Werbung von Rechtsanwälten

Werbeverbot für Rechtsanwälte


Die Disziplinarordnung für Rechtsanwälte sah noch bis Mitte 1999 vor, dass jede Art der Werbung zu unterbleiben hat. "Um eine Homepage erfolgreich zu betreiben, sodass sie von Kunden gelesen wird, ist der Einsatz anderer Werbeinstrumente, wie etwa Anzeigen in Printmedien, notwendig”, meinte dazu Dr. Zanger.
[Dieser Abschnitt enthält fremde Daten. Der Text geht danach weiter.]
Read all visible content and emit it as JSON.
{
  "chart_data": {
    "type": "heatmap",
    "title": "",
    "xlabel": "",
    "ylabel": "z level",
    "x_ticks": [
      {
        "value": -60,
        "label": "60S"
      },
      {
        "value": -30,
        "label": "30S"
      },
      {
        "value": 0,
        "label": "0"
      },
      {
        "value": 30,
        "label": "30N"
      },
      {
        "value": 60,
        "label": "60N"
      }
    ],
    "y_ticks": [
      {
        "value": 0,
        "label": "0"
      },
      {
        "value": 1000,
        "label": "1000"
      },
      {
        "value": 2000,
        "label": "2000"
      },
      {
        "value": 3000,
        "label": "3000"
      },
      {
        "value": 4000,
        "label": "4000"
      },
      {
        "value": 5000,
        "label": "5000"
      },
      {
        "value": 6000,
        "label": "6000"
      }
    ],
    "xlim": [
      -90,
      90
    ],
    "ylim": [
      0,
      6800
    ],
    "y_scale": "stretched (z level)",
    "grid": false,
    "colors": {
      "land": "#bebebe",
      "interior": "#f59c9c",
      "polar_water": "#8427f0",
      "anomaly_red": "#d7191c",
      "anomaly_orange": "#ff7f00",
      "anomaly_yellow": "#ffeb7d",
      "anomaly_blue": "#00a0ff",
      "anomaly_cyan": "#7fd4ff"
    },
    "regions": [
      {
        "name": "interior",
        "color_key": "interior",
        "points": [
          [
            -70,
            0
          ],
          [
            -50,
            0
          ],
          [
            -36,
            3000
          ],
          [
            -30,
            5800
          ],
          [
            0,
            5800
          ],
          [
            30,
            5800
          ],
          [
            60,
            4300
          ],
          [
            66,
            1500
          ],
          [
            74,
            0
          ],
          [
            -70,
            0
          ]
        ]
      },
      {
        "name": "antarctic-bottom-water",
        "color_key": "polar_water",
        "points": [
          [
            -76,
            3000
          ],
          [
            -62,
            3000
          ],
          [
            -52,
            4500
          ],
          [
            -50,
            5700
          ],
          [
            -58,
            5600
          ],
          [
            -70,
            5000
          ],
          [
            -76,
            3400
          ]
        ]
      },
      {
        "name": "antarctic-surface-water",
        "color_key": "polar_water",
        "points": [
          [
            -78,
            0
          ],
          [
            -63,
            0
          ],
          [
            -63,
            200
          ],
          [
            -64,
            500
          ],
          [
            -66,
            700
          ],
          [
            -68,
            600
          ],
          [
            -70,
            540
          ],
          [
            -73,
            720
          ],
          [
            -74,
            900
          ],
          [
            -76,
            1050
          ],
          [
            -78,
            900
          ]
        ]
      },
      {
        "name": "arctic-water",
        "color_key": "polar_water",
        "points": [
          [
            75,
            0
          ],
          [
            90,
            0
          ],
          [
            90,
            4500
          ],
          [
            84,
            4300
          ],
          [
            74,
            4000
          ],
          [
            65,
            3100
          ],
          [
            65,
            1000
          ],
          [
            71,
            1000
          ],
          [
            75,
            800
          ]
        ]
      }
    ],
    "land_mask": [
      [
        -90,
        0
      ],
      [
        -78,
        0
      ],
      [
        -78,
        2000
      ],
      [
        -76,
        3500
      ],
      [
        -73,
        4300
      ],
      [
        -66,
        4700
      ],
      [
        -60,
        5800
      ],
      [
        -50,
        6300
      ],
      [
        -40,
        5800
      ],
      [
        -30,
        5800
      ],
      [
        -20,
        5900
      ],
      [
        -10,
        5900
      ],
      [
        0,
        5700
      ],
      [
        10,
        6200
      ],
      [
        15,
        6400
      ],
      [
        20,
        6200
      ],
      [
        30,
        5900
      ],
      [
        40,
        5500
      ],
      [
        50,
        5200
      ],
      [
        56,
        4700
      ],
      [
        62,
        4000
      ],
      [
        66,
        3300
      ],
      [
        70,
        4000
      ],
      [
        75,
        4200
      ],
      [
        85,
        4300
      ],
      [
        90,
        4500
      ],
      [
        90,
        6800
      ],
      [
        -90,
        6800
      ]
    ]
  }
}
Das Werbeverbot für Rechtsanwälte war der Grund, weshalb sich die Kanzlei Dr. Zanger an die EU-Kommission nach Brüssel wandte und dort ein Vertragsverletzungsverfahren anregte und eine Klage beim Europäischen Gerichtshof forderte. "Die Untersagung von Werbung ist für uns ein starker Nachteil im Wettbewerb zu internationalen Anwälten”, so Dr. Georg Zanger damals. Ein Artikel in der Zeitschrift "Homepage” vom Juli 1998 unter dem Titel "Werbefreiheit für Rechtsanwälte”, der darauf hinwies, dass die Darstellung einer Homepage in der Öffentlichkeit nicht erlaubt sei, war eine der Initialzündungen für die nunmehr eingetretene Änderung der Rechtsanwaltsordnung.

 

Zanger's Pionierkonzept

Seit 28.9.1999 ist es erlaubt, dass Rechtsanwälte in Österreich Werbemaßnahmen setzen dürfen. Es gibt zwar nach wie vor Grenzen für Werbemaßnahmen, doch halten sich diese im Wesentlichen im Rahmen dessen, dass nur sittenwidrige Werbung verboten ist.

Das Logo und der Claim wurde vom gesamten Kanzlei-Team entwickelt und von Marketingprofis optisch umgesetzt. Es soll die Einzigartigkeit und Unverwechselbarkeit der Kanzlei Dr. Zanger auf den Punkt bringen: "Höchste Kompetenz in den einzelnen Fachgebieten der Telekommunikation, des Medien-, Wettbewerbs- und Urheberrechtes ist für uns selbstverständlich. Weiters soll Rechtsberatung nach unserem Verständnis aber auch vertrauensvoll, partnerschaftlich, individuell und kreativ sein. Die sichtbaren Beweise dafür sind unsere besonders einfallsreichen Lösungen."

Der Claim "Zanger bewegt" soll vor allem den Nutzen für den Klienten definieren: "Unter ,Zanger bewegt´ verstehen wir, dass unsere Kanzlei Recht bewegt". Und auch Richter, Behörden und Prozessgegner. Dabei geht es um ein Bewegen im emotionalen Sinn, dessen Vorteil klar auf der Hand liegt: Durch optimale Beratung einen juristischen Wettbewerbsvorteil für die Zukunft zu schaffen.